Procédure devant la cour :
Par une requête, enregistrée le 22 décembre 2017, la société Berest, représentée par Me Corrèze, demande à la cour :
1°) d'annuler ce jugement du tribunal administratif de Strasbourg du 2 novembre 2017 ;
2°) de rejeter la demande présentée par M. E...A...devant le tribunal administratif de Strasbourg ;
3°) à titre subsidiaire, de réduire les indemnités à un montant maximal de 6 238 euros ;
4°) de condamner la société Barassi 57 à la garantir de toutes les condamnations prononcées à son encontre ;
5°) de mettre à la charge de M. E...A...la somme de 3 000 euros au titre de l'article L. 761-1 du code de justice administrative.
Elle soutient que :
- le demandeur n'établit pas le lien de causalité entre les dommages allégués et les travaux exécutés sous la maîtrise d'ouvrage de la commune ;
- le demandeur doit être regardé comme responsable de son préjudice et notamment du départ de ses locataires ;
- le préjudice matériel est surévalué au regard de la vétusté avérée de sa maison, la dernière réhabilitation des murs datant de sept ans ;
- le demandeur est également responsable du préjudice immatériel puisqu'il a largement tardé à entreprendre les travaux permettant au bien d'être mis en location ;
- ce préjudice immatériel doit être ramené à 6 238 euros correspondant à la période d'inoccupation de mars 2013 au 1er décembre 2013 ;
- aucun manquement ne peut être reproché à la maîtrise d'oeuvre alors que l'expert a conclu à un aléa de chantier imputable à l'entreprise.
Par un mémoire en défense, enregistré le 2 novembre 2018, la commune de Luppy, représentée par MeB..., demande à la cour :
1°) d'annuler le jugement du 2 novembre 2017 du tribunal administratif de Strasbourg ;
2°) de rejeter la demande de M.A... ;
3°) à titre subsidiaire, d'évaluer le montant du préjudice aux stricts travaux nécessaires ;
4°) de condamner la société Barassi 57 et la société Berest à la garantir des condamnations prononcées à son encontre ;
5°) de mettre à la charge de M. A...la somme de 3 000 euros sur le fondement de l'article L. 761-1 du code de justice administrative.
Elle soutient que :
- la responsabilité de la commune n'est pas établie à l'égard de M.A... ;
- le tribunal administratif ne pouvait écarter l'existence d'une faute exonératoire de la victime ;
- le montant du préjudice de M. A...ne peut être chiffré à la somme de 9 238,80 euros.

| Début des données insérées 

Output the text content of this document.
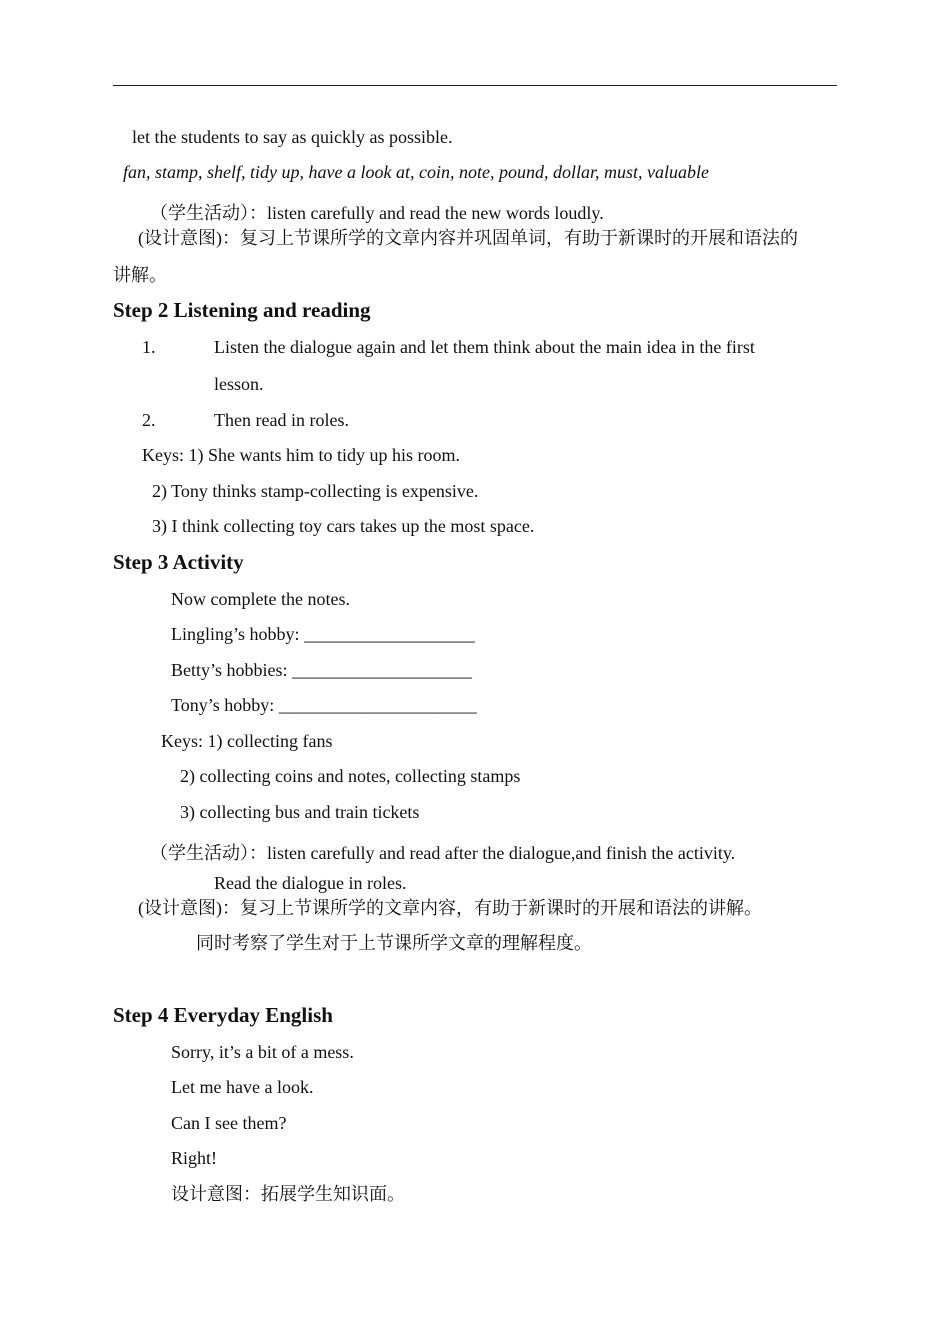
let the students to say as quickly as possible.
fan, stamp, shelf, tidy up, have a look at, coin, note, pound, dollar, must, valuable
（学生活动）：listen carefully and read the new words loudly.
(设计意图)：复习上节课所学的文章内容并巩固单词，有助于新课时的开展和语法的
讲解。
Step 2 Listening and reading
1.	Listen the dialogue again and let them think about the main idea in the first
lesson.
2.	Then read in roles.
Keys: 1) She wants him to tidy up his room.
2) Tony thinks stamp-collecting is expensive.
3) I think collecting toy cars takes up the most space.
Step 3 Activity
Now complete the notes.
Lingling’s hobby: ___________________
Betty’s hobbies: ____________________
Tony’s hobby: ______________________
Keys: 1) collecting fans
2) collecting coins and notes, collecting stamps
3) collecting bus and train tickets
（学生活动）：listen carefully and read after the dialogue,and finish the activity.
Read the dialogue in roles.
(设计意图)：复习上节课所学的文章内容，有助于新课时的开展和语法的讲解。
同时考察了学生对于上节课所学文章的理解程度。
Step 4 Everyday English
Sorry, it’s a bit of a mess.
Let me have a look.
Can I see them?
Right!
设计意图：拓展学生知识面。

Par un mémoire en défense, enregistré le 22 novembre 2018, M. E...A..., représenté par Paveau, conclut au rejet de la requête et demande à la cour :
1°) de condamner solidairement la commune de Luppy, la société Berest et la SARL Barassi 57 à lui verser la somme 16 170,08 euros ;
2°) de mettre les frais d'expertise solidairement à la charge de la commune de Luppy, de la SAS Berest et de la SARL Barassi 57 ;
3°) de mettre solidairement à la charge de la commune de Luppy, de la SAS Berest et de la SARL Barassi 57 une somme de 3 500 euros au titre de l'article L. 761-1 du code de justice administrative.
Il soutient que :
- la responsabilité de la commune est engagée en sa qualité de maître d'ouvrage des travaux à l'origine des infiltrations d'eau affectant son immeuble ;
- en matière de dommages de travaux publics, les constructeurs et maître d'oeuvre sont tenus solidairement avec la maître d'ouvrage des conséquences dommageables des travaux réalisés ;
- le montant des préjudices est justifié.

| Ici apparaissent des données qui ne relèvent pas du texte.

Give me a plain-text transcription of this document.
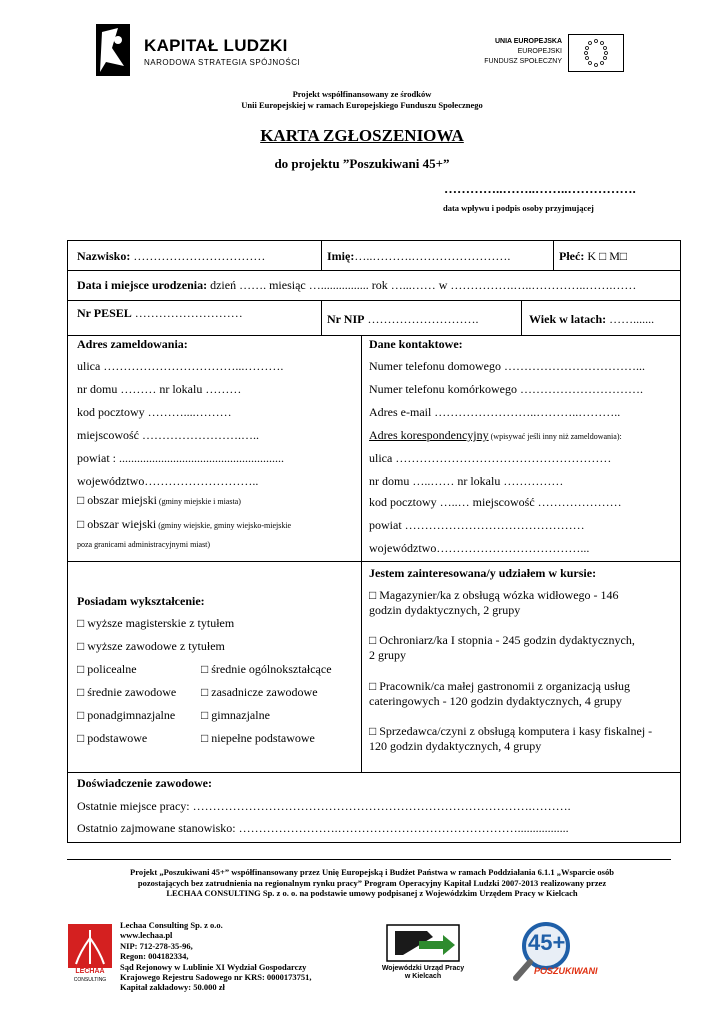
KAPITAŁ LUDZKI
NARODOWA STRATEGIA SPÓJNOŚCI
UNIA EUROPEJSKA
EUROPEJSKI
FUNDUSZ SPOŁECZNY
Projekt współfinansowany ze środków
Unii Europejskiej w ramach Europejskiego Funduszu Społecznego
KARTA ZGŁOSZENIOWA
do projektu ”Poszukiwani 45+”
…………..……..……..…………….
data wpływu i podpis osoby przyjmującej
Nazwisko: ……………………………	Imię:…..……….…………………….	Płeć: K □ M□
Data i miejsce urodzenia: dzień ……. miesiąc …................ rok …...…… w …………….…..…………..…….……
Nr PESEL ………………………	Nr NIP ……………………….	Wiek w latach: …….......
Adres zameldowania:
ulica ……………………………...……….
nr domu ……… nr lokalu ………
kod pocztowy ………....………
miejscowość …………………….…..
powiat : .......................................................
województwo………………………..
□ obszar miejski (gminy miejskie i miasta)
□ obszar wiejski (gminy wiejskie, gminy wiejsko-miejskie
poza granicami administracyjnymi miast)
Dane kontaktowe:
Numer telefonu domowego ……………………………...
Numer telefonu komórkowego ………………………….
Adres e-mail ……………………..………..………..
Adres korespondencyjny (wpisywać jeśli inny niż zameldowania):
ulica ………………………………………………
nr domu …..…… nr lokalu ……………
kod pocztowy …..… miejscowość …………………
powiat ………………………………………
województwo………………………………...
Posiadam wykształcenie:
□ wyższe magisterskie z tytułem
□ wyższe zawodowe z tytułem
□ policealne
□ średnie zawodowe
□ ponadgimnazjalne
□ podstawowe
□ średnie ogólnokształcące
□ zasadnicze zawodowe
□ gimnazjalne
□ niepełne podstawowe
Jestem zainteresowana/y udziałem w kursie:
□ Magazynier/ka z obsługą wózka widłowego - 146
godzin dydaktycznych, 2 grupy
□ Ochroniarz/ka I stopnia - 245 godzin dydaktycznych,
2 grupy
□ Pracownik/ca małej gastronomii z organizacją usług
cateringowych - 120 godzin dydaktycznych, 4 grupy
□ Sprzedawca/czyni z obsługą komputera i kasy fiskalnej -
120 godzin dydaktycznych, 4 grupy
Doświadczenie zawodowe:
Ostatnie miejsce pracy: ………………………………………………………………………….……….
Ostatnio zajmowane stanowisko: …………………….……………………………………….................
Projekt „Poszukiwani 45+” współfinansowany przez Unię Europejską i Budżet Państwa w ramach Poddziałania 6.1.1 „Wsparcie osób
pozostających bez zatrudnienia na regionalnym rynku pracy” Program Operacyjny Kapitał Ludzki 2007-2013 realizowany przez
LECHAA CONSULTING Sp. z o. o. na podstawie umowy podpisanej z Wojewódzkim Urzędem Pracy w Kielcach
LECHAA
CONSULTING
Lechaa Consulting Sp. z o.o.
www.lechaa.pl
NIP: 712-278-35-96,
Regon: 004182334,
Sąd Rejonowy w Lublinie XI Wydział Gospodarczy
Krajowego Rejestru Sadowego nr KRS: 0000173751,
Kapitał zakładowy: 50.000 zł
Wojewódzki Urząd Pracy
w Kielcach
45+
POSZUKIWANI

Les parties ont été informées, par application de l'article R. 611-7 du code de justice administrative, de ce que l'arrêt de la cour était susceptible d'être fondé sur les moyens relevés d'office, tirés de l'irrecevabilité des conclusions d'appel en garantie dirigées par la commune de Luppy contre la société Barassi 57 et la société Berest ainsi que des conclusions d'appel en garantie dirigées par la société Berest contre la société Barassi 57, ces conclusions étant nouvelles en appel.
Vu les autres pièces du dossier.
Vu le code de justice administrative.
Les parties ont été régulièrement averties du jour de l'audience.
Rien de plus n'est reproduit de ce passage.